22/03/2019

In November 2018, the CMA set out detailed guidance for care homes on their consumer protection obligations to residents and prospective residents. Since then the CMA have already taken legal action against one major care home provider (Care UK) for alleged past failings in respect of their practice of charging administration fees.

It seems likely that the CMA will take a relatively tough line in this and other cases particularly involving larger homes and groups although this will probably affect all homes whatever their size or structure over time. It is therefore important that care home operators consider the requirements under the CMA’s Guidance and where necessary amend their terms and conditions.

The Guidance which is in addition to the earlier guidance on post-death charges covers three main areas:

• The initial process for residents to sign up to enter the home;

• Pricing; and

• Other terms and conditions.

Information for prospective residents

The guidance on providing up-front information to prospective residents is detailed and potentially quite onerous. It requires a substantial set of information to be available at the first point of contact either in person, on the telephone, or on the provider’s website. This key information needs to cover:

• whether the provider accepts self-funded and state-funded residents;

• the type of care needs provided;

• an overview of the facilities provided including the number of beds and staffing arrangements; and

• the latest inspection rating.

It also requires disclosure in relation to any unusual or important terms and conditions including:

• requirements for a guarantee;

• changes to fees during the stay;

• details of indicative weekly fee rates, not just the lowest figure; and

• clarity about what is included in the weekly fees and what is not, as well as details of any significant additional charges that the home will impose.
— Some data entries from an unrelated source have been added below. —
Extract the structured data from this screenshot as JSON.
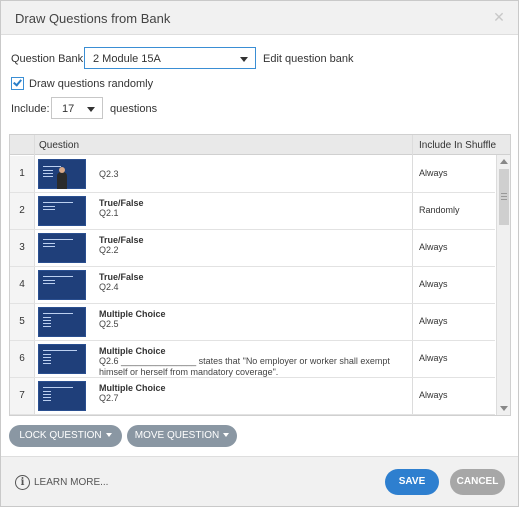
{
  "dialog": {
    "title": "Draw Questions from Bank",
    "close_icon": "close-icon"
  },
  "bank": {
    "label": "Question Bank:",
    "selected": "2 Module 15A",
    "edit_link": "Edit question bank"
  },
  "draw_random": {
    "label": "Draw questions randomly",
    "checked": true
  },
  "include": {
    "label": "Include:",
    "value": "17",
    "suffix": "questions"
  },
  "table": {
    "headers": {
      "question": "Question",
      "shuffle": "Include In Shuffle"
    },
    "rows": [
      {
        "num": "1",
        "type": "",
        "text": "Q2.3",
        "shuffle": "Always"
      },
      {
        "num": "2",
        "type": "True/False",
        "text": "Q2.1",
        "shuffle": "Randomly"
      },
      {
        "num": "3",
        "type": "True/False",
        "text": "Q2.2",
        "shuffle": "Always"
      },
      {
        "num": "4",
        "type": "True/False",
        "text": "Q2.4",
        "shuffle": "Always"
      },
      {
        "num": "5",
        "type": "Multiple Choice",
        "text": "Q2.5",
        "shuffle": "Always"
      },
      {
        "num": "6",
        "type": "Multiple Choice",
        "text": "Q2.6 _______________ states that \"No employer or worker shall exempt himself or herself from mandatory coverage\".",
        "shuffle": "Always"
      },
      {
        "num": "7",
        "type": "Multiple Choice",
        "text": "Q2.7",
        "shuffle": "Always"
      }
    ]
  },
  "actions": {
    "lock": "LOCK QUESTION",
    "move": "MOVE QUESTION"
  },
  "footer": {
    "learn_more": "LEARN MORE...",
    "save": "SAVE",
    "cancel": "CANCEL"
  },
  "colors": {
    "accent": "#2e7fcf",
    "thumb": "#1f3f7a",
    "pill": "#8a97a3"
  }
}
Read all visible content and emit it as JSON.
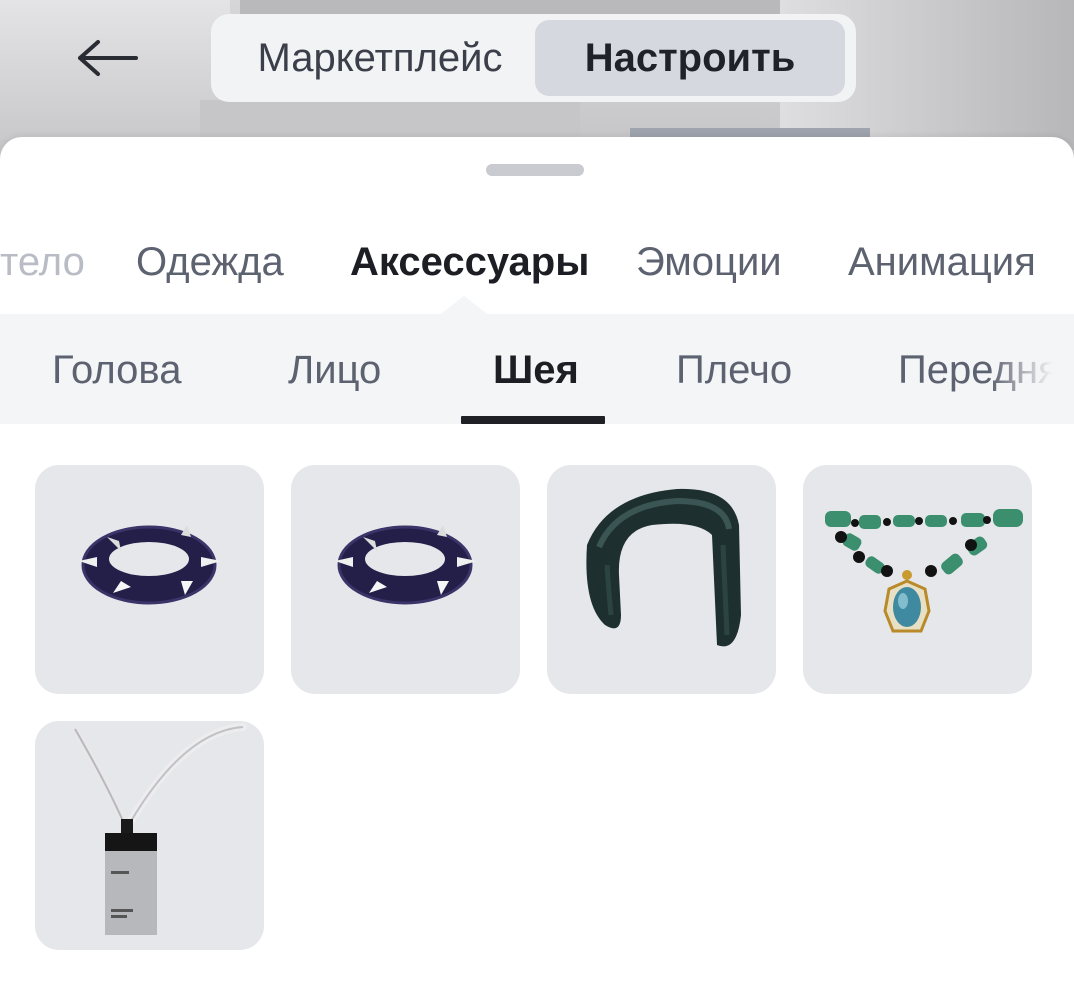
{
  "header": {
    "back_icon": "arrow-left-icon",
    "segments": [
      {
        "label": "Маркетплейс",
        "selected": false
      },
      {
        "label": "Настроить",
        "selected": true
      }
    ]
  },
  "tabs": [
    {
      "label": "Тело",
      "visible_text": "тело",
      "active": false
    },
    {
      "label": "Одежда",
      "active": false
    },
    {
      "label": "Аксессуары",
      "active": true
    },
    {
      "label": "Эмоции",
      "active": false
    },
    {
      "label": "Анимация",
      "active": false
    }
  ],
  "subtabs": [
    {
      "label": "Голова",
      "active": false
    },
    {
      "label": "Лицо",
      "active": false
    },
    {
      "label": "Шея",
      "active": true
    },
    {
      "label": "Плечо",
      "active": false
    },
    {
      "label": "Передня",
      "active": false
    }
  ],
  "items": [
    {
      "icon": "spiked-collar-icon"
    },
    {
      "icon": "spiked-collar-icon"
    },
    {
      "icon": "scarf-icon"
    },
    {
      "icon": "jade-necklace-icon"
    },
    {
      "icon": "lanyard-badge-icon"
    }
  ],
  "colors": {
    "accent_dark": "#1f2026",
    "segment_selected": "#d5d8de",
    "tile_bg": "#e6e7eb",
    "subbar_bg": "#f4f5f7"
  }
}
Presentation of the key information needs to be followed up with more detail including a copy of any local rules as well as the contract prior to the resident or family agreeing for a care needs assessment. The thinking here is that by that point it is more difficult for the individual or their family to withdraw and they are at any rate to some degree psychologically committed to the home once an assessment takes place. There are also requirements for any changes to the key and further information be notified to the prospective resident.

Fees and charging

There are a number of essential issues which the CMA Guidance raises in relation to charging practices. Firstly they appear to be seeking to effectively outlaw the practice of some nursing homes and chains charging an upfront fee in relation to the costs and processes involved in arranging an admission. The CMA approach appears to be that these charges are necessarily unlawful. This is the subject of some debate and is an issue in the case concerning Care UK.

There are concerns about deposits and a requirement for clarity as to what they may be used for and requirements to ensure that the money is kept safe either through a trust account or insurance to avoid the resident bearing any risk of insolvency.

There is particular concern over the ability of the home to change the price after the resident has signed the contract and whilst there is some acceptance that the home may carry out an annual price review, the CMA approach is to seek to avoid any suggestion of an arbitrary price increase and so far as possible to require a methodology of fee increases to be explicit so that the resident knows in advance what the level of increase will be. This could use a relevant index such as CPIH or a split between CPIH and any increase in the national living wage.

Fairness to residents

The CMA is also concerned about ensuring fairness in connection with liabilities to residents, the ability to restrict visiting or indeed the ability on the part of the home to terminate the contract. There is some concern that the guidance does not adequately reflect the potential difficulties that can arise in care homes but it does indicate a strong consumer law approach from the CMA.

In terms of the level of service there is a little more than an obligation to meet CQC standards but there is a good deal of detail setting out the need to ensure that there is a complaints handling procedure that is easy to find, easy to use and fair.

There is understandable concern about the anecdotal feedback of residents or their families being victimised or being afraid of being victimised if they raise a complaint. Equally we are aware of times when complaints can escalate to the stage where the relationship does break down.